DTE asked Ehrlich about how various commentators had accused his book in the years since 1968 of having racist undertones and how he had responded to the allegations.

 

“I have been a crusader against racism for my entire life and had death threats when organising sit-ins to desegregate restaurants in Lawrence, Kansas in the 1950s. See may book The Race Bomb written years ago with Professor Shirley Fieldman,” he said.

But what Ehrlich wrote in The Population Bomb was extremely controversial.

He had advocated compulsion as a means for population control. Even more controversially, he had said the United States must ‘push’ other countries on controlling their numbers.

“We must have population control at home, hopefully through a system of incentives and penalties, but by compulsion if voluntary methods fail. We must use our political power to push other countries into programs which combine agricultural development and population control,” he had written in his book.

Sreenivas pointed out that this was where Ehrlich’s book was different from other works on population:

Ehrlich insisted that the “bomb” of overpopulation not only posed a risk to the overcrowded countries, but also threatened the entire planet.
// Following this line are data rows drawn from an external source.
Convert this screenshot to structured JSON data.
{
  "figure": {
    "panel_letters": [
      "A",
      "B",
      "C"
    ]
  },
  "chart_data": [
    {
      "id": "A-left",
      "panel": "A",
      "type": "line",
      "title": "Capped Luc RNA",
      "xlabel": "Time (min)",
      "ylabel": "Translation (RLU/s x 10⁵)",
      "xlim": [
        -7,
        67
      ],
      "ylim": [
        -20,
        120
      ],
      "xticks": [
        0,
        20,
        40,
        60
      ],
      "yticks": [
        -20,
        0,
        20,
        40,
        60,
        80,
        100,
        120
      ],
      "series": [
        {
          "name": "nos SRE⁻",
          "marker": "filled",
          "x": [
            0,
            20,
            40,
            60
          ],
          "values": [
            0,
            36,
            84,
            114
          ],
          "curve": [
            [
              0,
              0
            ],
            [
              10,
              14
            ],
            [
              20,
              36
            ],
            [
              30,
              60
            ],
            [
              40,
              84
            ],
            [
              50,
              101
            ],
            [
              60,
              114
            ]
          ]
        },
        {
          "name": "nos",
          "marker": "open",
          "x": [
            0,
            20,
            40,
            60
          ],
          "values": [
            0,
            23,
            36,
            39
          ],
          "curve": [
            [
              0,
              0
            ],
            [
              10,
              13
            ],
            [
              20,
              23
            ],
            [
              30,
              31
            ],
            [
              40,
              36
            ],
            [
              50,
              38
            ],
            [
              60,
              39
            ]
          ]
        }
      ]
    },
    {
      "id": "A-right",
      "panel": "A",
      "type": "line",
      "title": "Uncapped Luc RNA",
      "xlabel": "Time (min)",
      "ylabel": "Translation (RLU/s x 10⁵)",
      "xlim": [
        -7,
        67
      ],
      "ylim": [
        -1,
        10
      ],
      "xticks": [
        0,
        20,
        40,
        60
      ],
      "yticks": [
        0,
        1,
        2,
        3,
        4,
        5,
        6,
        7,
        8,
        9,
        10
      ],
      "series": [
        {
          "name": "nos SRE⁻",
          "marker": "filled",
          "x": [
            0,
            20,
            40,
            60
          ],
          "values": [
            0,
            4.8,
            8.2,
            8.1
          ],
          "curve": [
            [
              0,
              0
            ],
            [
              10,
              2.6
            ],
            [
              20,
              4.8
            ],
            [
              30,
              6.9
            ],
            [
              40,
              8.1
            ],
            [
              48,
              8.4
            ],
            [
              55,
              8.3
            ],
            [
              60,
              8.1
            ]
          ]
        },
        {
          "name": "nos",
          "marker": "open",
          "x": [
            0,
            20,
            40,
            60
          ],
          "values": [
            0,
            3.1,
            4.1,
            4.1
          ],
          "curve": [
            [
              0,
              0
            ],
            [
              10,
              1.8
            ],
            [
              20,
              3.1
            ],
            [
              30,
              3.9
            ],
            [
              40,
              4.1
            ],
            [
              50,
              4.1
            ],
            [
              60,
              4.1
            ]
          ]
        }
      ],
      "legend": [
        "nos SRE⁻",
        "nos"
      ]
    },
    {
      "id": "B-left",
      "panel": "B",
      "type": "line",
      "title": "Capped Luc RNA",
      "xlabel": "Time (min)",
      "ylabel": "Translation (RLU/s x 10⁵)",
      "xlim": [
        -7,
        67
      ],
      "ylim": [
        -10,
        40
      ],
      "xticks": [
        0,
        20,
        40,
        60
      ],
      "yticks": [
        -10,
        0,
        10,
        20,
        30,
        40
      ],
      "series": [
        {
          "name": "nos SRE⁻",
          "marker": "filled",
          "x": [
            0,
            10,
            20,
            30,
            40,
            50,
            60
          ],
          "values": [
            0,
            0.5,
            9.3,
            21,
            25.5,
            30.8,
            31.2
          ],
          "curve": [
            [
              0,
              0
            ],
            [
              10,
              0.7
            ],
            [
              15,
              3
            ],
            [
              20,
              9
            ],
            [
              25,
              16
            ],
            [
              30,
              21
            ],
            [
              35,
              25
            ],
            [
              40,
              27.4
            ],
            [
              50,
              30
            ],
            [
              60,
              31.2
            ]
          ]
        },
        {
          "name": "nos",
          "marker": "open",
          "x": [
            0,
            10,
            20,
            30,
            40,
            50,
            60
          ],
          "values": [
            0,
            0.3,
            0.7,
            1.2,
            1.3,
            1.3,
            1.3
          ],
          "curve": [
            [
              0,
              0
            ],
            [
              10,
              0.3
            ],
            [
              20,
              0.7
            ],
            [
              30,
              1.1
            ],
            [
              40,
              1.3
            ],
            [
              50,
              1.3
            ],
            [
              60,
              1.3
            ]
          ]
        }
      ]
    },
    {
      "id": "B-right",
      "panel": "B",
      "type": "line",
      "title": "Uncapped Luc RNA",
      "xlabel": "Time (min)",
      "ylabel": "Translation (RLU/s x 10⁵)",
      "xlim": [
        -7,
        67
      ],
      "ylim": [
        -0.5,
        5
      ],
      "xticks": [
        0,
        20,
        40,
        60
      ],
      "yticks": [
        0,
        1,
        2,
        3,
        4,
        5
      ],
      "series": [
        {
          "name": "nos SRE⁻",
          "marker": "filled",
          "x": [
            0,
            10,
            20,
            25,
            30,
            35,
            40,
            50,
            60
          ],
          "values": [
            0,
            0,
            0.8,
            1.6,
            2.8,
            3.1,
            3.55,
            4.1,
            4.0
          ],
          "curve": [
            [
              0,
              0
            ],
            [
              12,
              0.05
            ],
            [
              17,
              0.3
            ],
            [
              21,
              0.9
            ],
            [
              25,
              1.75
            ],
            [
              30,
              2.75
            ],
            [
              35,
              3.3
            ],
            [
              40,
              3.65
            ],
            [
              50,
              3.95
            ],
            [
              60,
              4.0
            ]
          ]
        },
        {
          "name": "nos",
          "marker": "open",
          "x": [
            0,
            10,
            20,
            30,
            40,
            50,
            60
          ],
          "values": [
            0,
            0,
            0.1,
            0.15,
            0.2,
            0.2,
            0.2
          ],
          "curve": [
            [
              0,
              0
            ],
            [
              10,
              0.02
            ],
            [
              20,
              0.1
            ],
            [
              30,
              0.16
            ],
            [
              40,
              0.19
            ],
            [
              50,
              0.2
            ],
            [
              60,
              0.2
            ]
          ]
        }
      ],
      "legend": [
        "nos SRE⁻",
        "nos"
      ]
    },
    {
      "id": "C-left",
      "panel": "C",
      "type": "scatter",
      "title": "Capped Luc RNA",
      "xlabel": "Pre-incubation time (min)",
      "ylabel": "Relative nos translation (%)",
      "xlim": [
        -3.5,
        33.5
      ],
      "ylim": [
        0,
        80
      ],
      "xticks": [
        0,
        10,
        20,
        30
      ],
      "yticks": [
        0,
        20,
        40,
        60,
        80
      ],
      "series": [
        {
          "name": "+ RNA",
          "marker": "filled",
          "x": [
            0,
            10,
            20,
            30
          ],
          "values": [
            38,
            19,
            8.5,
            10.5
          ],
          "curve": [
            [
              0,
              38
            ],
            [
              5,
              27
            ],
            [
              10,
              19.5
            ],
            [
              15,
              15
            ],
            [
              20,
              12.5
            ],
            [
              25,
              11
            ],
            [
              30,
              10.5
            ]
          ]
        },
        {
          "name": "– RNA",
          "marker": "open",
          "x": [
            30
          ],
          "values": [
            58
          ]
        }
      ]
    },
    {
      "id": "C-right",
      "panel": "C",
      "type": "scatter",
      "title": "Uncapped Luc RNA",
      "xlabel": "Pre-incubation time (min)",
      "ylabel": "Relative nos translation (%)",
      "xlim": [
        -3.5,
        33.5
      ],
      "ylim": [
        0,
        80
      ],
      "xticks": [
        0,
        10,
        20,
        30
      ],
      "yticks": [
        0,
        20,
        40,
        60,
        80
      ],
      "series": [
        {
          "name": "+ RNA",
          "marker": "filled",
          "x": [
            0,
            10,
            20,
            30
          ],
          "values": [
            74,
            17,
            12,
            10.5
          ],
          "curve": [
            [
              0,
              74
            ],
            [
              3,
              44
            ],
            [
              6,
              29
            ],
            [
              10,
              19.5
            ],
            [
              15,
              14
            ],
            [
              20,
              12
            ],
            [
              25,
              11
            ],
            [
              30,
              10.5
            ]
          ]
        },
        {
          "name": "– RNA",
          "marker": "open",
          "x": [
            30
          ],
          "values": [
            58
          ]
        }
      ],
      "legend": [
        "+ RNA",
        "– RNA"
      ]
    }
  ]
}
In the globalizing world of the mid-twentieth century, Indians could not be expected to “starve silently” on their overcrowded land, but to venture outward in search of more — with untold consequences for the “American way of life.”

Finally, Ehrlich also refused to accept that humanity was going through a ‘population bust’ rather than a ‘population boom’, as has been concluded in several recent studies.

“The world population is not declining. But there is a good drop in fertility rates among the rich. We won’t avoid a collapse without massive redistribution, which in my view means we won’t avoid a collapse,” he told DTE.